The adaptor is being randomized between Alice and the gateway, and this randomization is sent out on the protocol in terms of the encryption itself.
Atomicity is held, and unlinkability is not breached because the adaptor looks different on the left and the right. It's secret sharing between the three of them.
A2L achieves atomicity and unlinkability. This has been formally proven in the UC framework. 2-party adaptor signatures can be instantiated with one-way homomorphic functions or Schnorr or ECDSA. This is backwards compatible with bitcoin. It's also compatible if bitcoin adopts Schnorr signatures.
If you have noticed, it only requires signature verification and timelocks instead of HTLCs. This means that this is interoperable with scriptless cryptocurrencies like monero.
This protocol is good for fungibility because the protocol results in a valid signature that is identical to any other transaction. Other information, like encryptions, are not included in the transaction itself that hits the blockchain.

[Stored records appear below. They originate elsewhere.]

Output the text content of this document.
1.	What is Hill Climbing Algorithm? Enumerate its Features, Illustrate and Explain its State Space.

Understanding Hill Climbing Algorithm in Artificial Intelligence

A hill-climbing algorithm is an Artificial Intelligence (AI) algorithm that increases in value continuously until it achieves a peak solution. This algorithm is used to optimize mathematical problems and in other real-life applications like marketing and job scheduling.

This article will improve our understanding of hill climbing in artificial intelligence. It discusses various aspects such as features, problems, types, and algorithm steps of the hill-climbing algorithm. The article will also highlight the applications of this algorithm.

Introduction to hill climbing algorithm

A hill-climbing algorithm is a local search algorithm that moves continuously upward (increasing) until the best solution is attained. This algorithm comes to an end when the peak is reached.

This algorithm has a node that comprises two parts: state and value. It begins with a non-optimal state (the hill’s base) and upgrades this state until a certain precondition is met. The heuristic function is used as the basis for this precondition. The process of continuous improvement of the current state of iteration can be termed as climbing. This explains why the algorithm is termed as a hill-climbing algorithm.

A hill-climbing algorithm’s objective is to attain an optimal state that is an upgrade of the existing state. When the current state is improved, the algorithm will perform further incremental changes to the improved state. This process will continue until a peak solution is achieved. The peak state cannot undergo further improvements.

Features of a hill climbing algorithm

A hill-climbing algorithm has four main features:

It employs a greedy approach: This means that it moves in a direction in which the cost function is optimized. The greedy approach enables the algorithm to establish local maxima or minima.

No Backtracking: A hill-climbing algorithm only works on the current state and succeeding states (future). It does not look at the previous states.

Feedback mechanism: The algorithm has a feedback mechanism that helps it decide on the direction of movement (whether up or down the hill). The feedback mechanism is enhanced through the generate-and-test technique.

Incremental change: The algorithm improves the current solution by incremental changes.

Either with Schnorr or ECDSA adaptor signatures are both more performant than tumblebit. With A2L schnorr, we have a computation overhead of 70 ms and 8x faster than tumblebit. With A2L ECDSA, we are 110 ms or 5x faster than tumblebit. A2L Schnorr in ocmmunication overhead is 3.5 KB, which is a 95x reduction, or with A2L ECDSA it's 5 KB or a 65x reduction from tumblebit. nThe number of operations and communication overhead are asymptotically reduced. Tumblebit uses cut-and-choose. Size of exchanged messages grows non-linearly in the security parameter.